Mendoakan Apa yang Kita Kerjakan, Mengundang Tuhan Hadir untuk Berkarya
Oleh Ledyana, Kediri
Berdoa dulu sebelum berbuat sesuatu. Inilah yang belakangan ini semakin giat kulakukan. Bukan supaya langkahku jadi semakin mudah, tapi aku meminta agar Tuhan hadir dan berkarya melalui apa pun yang aku kerjakan.
Awal Juli 2022 aku terdaftar sebagai peserta sidang skripsi, tepat di jadwal terakhir pada semester genap. Sehari sebelum ujian, nama dosen penguji diumumkan dan apa yang kutakutkan pun terjadi. Dosen yang terkenal killer menjadi salah satu dosen pengujiku. Aku pernah ikut kelas yang diampu beliau dan tak pernah sekalipun aku memperoleh nilai lebih dari C+. Aku merasa beliau akan jadi tantangan terbesarku, namun aku masih tetap optimis bisa mengatasinya.

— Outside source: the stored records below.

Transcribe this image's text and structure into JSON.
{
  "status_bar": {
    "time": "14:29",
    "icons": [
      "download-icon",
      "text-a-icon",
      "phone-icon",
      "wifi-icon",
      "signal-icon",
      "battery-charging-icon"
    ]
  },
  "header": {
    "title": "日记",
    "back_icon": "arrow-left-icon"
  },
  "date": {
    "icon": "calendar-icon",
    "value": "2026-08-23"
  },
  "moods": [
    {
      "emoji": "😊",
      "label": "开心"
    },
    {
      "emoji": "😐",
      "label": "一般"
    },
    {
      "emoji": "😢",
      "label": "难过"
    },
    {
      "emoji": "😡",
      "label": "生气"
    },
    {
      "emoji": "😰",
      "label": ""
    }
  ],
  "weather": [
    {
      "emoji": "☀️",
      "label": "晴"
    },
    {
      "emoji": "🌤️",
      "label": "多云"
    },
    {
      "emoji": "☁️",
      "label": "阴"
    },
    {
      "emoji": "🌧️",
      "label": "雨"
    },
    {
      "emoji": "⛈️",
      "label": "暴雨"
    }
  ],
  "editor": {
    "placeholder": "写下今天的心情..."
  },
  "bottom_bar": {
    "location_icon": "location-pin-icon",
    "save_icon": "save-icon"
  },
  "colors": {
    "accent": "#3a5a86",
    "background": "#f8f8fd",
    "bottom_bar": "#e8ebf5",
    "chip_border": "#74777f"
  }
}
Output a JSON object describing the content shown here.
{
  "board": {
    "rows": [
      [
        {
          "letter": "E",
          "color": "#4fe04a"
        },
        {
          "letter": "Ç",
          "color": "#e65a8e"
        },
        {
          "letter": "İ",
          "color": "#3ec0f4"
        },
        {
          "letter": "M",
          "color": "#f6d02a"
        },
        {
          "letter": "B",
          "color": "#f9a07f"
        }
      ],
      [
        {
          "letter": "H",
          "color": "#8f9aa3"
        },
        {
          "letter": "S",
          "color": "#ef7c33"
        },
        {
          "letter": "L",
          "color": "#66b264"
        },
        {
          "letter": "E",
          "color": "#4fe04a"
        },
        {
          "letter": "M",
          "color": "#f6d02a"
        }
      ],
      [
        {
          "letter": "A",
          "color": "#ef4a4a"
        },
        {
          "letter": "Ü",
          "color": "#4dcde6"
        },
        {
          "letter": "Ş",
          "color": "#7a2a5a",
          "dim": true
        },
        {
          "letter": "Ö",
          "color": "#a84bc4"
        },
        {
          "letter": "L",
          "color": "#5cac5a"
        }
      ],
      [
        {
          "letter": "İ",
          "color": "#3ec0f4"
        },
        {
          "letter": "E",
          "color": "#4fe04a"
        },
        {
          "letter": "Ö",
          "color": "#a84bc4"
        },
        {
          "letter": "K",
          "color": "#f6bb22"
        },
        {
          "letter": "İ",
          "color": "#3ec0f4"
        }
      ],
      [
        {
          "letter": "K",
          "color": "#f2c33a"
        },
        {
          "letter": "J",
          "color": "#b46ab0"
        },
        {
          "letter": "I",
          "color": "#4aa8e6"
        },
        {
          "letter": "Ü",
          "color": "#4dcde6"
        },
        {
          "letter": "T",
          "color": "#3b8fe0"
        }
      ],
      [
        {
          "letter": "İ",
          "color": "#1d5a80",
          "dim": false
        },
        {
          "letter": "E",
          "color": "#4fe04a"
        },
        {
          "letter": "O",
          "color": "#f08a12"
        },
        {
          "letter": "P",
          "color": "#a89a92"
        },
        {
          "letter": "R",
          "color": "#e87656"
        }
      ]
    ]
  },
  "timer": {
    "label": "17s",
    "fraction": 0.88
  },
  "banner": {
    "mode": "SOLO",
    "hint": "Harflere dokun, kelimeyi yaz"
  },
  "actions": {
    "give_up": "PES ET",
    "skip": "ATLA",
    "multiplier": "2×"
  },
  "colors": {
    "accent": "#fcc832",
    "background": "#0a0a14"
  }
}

Sidang skripsi pun berlangsung. Setelah selesai aku menangis, tapi bukan karena terharu bahagia. Aku menangis karena sedih. Seperti dugaanku, dosen yang kutakuti itu memberikan kritik tajam dan mengajukan beberapa pertanyaan yang tak bisa kujawab dengan lancar. Saat sidang berakhir, aku juga tidak tahu apakah aku lulus atau tidak karena majelis penguji tidak mengatakan apa pun mengenai hasilku. Aku yang awalnya optimis sekarang susah untuk berpikir positif karena aku tahu kalau revisi skripsiku nanti bersifat mayor… dan menurut buku pedoman, skripsi dengan revisi jenis mayor akan menyebabkan mahasiswa tidak diluluskan.
Di tengah ketidakpastian, aku bisa saja membiarkan ketakutan dan rasa putus asa menguasaiku, tetapi aku memutuskan untuk tetap melangkah dan mengandalkan Tuhan. Aku ingat Filipi 4:6 yang mendorongku untuk tidak khawatir, melainkan aku bisa menaikkan segala keinginanku pada Allah dalam doa dan permohonan dengan ucapan syukur. Aku bersyukur Tuhan menuntunku sampai ke titik ini dan aku pun belajar berserah karena aku yakin Tuhan pasti akan membuka jalan dan semua yang Dia izinkan adalah untuk kebaikanku.
Awalnya aku bertanya-tanya, mengapa jalan yang kulalui terasa sulit meskipun di awal aku sudah berdoa. Aku masih takut menghadapi dosenku yang killer itu, tapi aku tetap berusaha menghubunginya terkait revisiku. Pada revisi pertama, beliau membalasku dengan kata-kata yang terasa pedas. Doa-doa yang kunaikkan memang tidak mengubah keadaan dalam sekejap, tetapi Tuhan mendengar doaku dan menguatkan hatiku untuk berani bertindak.
Masa revisi yang diberikan seharusnya dituntaskan dalam maksimal dua minggu, tetapi aku harus molor sampai hampir satu bulan karena banyaknya saran perbaikan. Pada awal Agustus, tiba-tiba ada pengumuman jadwal penyerahan berkas revisi diperpanjang sampai tanggal 12, artinya aku masih bisa menyempurnakan revisianku. Sekali lagi, kuajukan hasil revisiku ke dosen yang kutakuti. Dengan pertolongan Tuhan, pada tanggal 10 aku memperoleh persetujuan hasil revisi dari beilau sehingga hasil revisi finalku bisa kukirimkan lengkap ke staf akademik fakultas dan aku pun bisa bebas uang kuliah di semester depannya.
Masa-masa akhir kuliahku sungguh jadi perjalanan iman yang menguatkanku. Sebenarnya bukan hanya di akhir perkuliahan saja aku mengalami kendala yang cukup sulit. Sempat selama tiga semester berturut-turut IPK-ku turun, tetapi Tuhan terus menolong sampai IPK-ku bisa konsisten naik di semester-semester selanjutnya.
Pengalamanku berdoa dan dituntun Tuhan selama masa-masa skripsiku mungkin tidaklah sebanding dengan beragam badai kelam yang kita semua sedang hadapi, tetapi keyakinan yang dapat selalu kita pegang adalah tidak ada badai yang terlalu hebat yang tak bisa Tuhan atasi. Jika skripsi saja Dia sertai, tentu Dia pun akan menyertai dan berkarya lebih banyak dalam hidup kita.
Marilah kita senantiasa berdoa dan izinkan Tuhan berkarya.